Wednesday, April 21, 2010

illegitimate presidents

One reason for the deep polarization of American politics in recent years, in my view, is the widespread view that the winning presidential candidate has been viewed as fundamentally illegitimate by the losing party. Democrats cite Al Gore's half-million vote lead over George W. Bush and the 5-4 vote by the Supreme Court in favor of the Republican. Republicans note that Bill Clinton received only 43% of the popular vote in 1992 and then argue that he should have been thrown out of office for lying. Now comes new evidence of how deeply rooted these beliefs were.

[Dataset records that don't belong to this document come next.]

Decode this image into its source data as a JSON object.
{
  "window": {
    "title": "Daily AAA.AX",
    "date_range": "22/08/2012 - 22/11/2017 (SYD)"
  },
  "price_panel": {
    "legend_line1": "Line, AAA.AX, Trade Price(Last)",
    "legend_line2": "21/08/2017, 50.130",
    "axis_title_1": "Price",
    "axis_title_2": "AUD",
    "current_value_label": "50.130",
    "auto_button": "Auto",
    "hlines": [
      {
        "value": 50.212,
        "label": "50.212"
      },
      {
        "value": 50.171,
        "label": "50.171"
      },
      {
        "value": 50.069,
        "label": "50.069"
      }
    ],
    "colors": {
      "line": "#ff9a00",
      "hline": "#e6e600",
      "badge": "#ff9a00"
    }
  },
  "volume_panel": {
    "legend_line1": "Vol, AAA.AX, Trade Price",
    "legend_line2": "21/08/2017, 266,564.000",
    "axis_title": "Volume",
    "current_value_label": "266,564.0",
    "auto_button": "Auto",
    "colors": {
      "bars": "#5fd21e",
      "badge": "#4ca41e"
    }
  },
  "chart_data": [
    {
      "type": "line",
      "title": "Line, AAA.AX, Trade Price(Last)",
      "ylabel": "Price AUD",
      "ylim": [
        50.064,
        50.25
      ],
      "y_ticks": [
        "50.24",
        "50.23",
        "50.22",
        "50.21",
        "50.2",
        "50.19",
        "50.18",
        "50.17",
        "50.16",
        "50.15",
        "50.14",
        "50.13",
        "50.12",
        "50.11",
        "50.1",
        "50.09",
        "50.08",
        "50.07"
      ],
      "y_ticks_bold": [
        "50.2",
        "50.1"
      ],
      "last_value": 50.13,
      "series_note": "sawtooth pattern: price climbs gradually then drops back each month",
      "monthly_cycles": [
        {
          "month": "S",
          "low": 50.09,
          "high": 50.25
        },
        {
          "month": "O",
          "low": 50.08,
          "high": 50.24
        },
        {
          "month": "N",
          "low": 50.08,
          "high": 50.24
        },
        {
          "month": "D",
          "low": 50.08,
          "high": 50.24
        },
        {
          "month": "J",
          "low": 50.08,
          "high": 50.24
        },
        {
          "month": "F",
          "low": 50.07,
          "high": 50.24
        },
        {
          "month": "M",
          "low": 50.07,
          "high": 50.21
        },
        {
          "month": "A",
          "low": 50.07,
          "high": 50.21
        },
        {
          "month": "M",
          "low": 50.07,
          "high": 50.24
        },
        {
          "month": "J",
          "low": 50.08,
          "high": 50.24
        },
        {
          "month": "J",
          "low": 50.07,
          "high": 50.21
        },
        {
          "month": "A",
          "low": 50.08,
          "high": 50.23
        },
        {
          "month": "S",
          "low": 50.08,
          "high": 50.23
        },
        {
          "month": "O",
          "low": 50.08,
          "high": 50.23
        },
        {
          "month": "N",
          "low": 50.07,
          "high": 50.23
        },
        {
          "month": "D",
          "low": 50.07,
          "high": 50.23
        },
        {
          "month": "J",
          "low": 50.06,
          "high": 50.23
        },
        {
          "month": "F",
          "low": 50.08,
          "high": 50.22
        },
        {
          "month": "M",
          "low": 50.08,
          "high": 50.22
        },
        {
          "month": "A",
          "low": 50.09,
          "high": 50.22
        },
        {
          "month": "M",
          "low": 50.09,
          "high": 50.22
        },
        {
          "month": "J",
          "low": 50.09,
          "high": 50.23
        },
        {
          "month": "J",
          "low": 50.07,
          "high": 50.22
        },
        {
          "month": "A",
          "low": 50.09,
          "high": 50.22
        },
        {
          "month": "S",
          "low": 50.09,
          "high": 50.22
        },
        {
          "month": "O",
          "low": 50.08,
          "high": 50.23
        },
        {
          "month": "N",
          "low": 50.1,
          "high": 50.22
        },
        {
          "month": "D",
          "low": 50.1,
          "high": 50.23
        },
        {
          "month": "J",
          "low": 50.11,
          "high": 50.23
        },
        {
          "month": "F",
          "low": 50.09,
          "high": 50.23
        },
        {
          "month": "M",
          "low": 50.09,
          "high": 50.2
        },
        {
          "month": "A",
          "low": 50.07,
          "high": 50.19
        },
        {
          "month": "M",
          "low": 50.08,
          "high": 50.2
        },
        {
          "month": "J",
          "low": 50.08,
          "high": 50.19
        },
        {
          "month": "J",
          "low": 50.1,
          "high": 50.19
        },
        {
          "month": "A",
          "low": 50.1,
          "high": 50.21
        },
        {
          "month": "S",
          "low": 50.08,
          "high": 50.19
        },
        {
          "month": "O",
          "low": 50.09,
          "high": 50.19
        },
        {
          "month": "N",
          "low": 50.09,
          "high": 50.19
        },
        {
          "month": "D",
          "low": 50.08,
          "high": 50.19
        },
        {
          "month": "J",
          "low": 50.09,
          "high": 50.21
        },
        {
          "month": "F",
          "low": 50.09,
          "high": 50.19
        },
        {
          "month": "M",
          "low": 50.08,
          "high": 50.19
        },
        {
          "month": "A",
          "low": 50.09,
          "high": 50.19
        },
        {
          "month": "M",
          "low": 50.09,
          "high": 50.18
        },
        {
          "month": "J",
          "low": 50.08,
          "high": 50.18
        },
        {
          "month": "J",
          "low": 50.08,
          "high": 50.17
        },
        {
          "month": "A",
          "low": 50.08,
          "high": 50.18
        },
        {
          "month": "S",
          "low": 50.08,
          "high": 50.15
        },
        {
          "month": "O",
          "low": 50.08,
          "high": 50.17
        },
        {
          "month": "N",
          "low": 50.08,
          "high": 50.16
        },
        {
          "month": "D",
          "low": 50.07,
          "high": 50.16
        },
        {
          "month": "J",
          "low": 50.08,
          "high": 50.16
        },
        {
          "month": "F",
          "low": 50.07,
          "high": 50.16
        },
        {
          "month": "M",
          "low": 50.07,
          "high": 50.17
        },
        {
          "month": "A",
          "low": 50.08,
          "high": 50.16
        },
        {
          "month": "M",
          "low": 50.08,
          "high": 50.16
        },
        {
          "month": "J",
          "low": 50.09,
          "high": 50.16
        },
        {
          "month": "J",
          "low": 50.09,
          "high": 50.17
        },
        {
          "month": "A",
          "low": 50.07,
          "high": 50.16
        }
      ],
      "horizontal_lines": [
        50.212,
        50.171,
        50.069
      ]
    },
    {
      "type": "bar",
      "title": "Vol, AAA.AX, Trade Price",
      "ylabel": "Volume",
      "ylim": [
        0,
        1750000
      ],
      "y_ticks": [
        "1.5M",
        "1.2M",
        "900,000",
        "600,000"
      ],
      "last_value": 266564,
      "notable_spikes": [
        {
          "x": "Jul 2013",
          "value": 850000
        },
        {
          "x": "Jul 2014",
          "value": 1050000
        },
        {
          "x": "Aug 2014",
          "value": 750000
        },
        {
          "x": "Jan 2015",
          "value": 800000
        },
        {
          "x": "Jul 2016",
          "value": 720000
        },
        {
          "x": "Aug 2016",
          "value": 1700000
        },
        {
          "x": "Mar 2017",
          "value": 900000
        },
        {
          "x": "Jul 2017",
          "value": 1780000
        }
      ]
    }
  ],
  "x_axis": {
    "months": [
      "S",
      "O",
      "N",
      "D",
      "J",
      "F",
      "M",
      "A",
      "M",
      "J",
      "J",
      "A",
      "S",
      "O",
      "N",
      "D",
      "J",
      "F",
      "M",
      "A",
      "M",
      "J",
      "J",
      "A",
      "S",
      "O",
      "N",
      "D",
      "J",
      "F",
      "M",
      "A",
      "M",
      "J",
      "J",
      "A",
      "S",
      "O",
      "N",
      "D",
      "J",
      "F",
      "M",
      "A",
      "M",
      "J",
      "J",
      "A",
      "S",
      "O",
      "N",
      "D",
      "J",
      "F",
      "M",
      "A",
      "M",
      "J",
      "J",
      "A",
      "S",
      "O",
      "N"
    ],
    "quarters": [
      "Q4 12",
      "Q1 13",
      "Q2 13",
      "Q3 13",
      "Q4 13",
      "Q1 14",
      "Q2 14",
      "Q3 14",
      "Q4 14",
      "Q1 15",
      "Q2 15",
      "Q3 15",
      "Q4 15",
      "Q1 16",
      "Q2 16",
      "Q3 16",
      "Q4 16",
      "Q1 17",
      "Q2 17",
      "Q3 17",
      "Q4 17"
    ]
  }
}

Jonathan Chait in The New Republic, in an article currently behind a subscription firewall that may be opened to all later, reports an interview a decade ago with "a very high-ranking Republican member of Congress" who asserted that Bill Clinton stole the 1996 election with ballot stuffing and other dirty tricks. In fact, of course, Clinton won 8.2 million more popular votes than Bob Dole and 70% of the electoral college votes.

In 2004, of course, Democrats complained that Bush won a second term only because of voting irregularities in Ohio that should have been resolved in favor of John Kerry.

If these hard feelings didn't do enough to poison our politics, the 2008 election, convincingly won by Barack Obama with 52.9% of the popular vote, now is doubted by the "birthers" who dispute his U.S. citizenship. This has got to stop. The "birthers" are wrong factually and legally, and responsible officials should stop lending sympathy to those charges.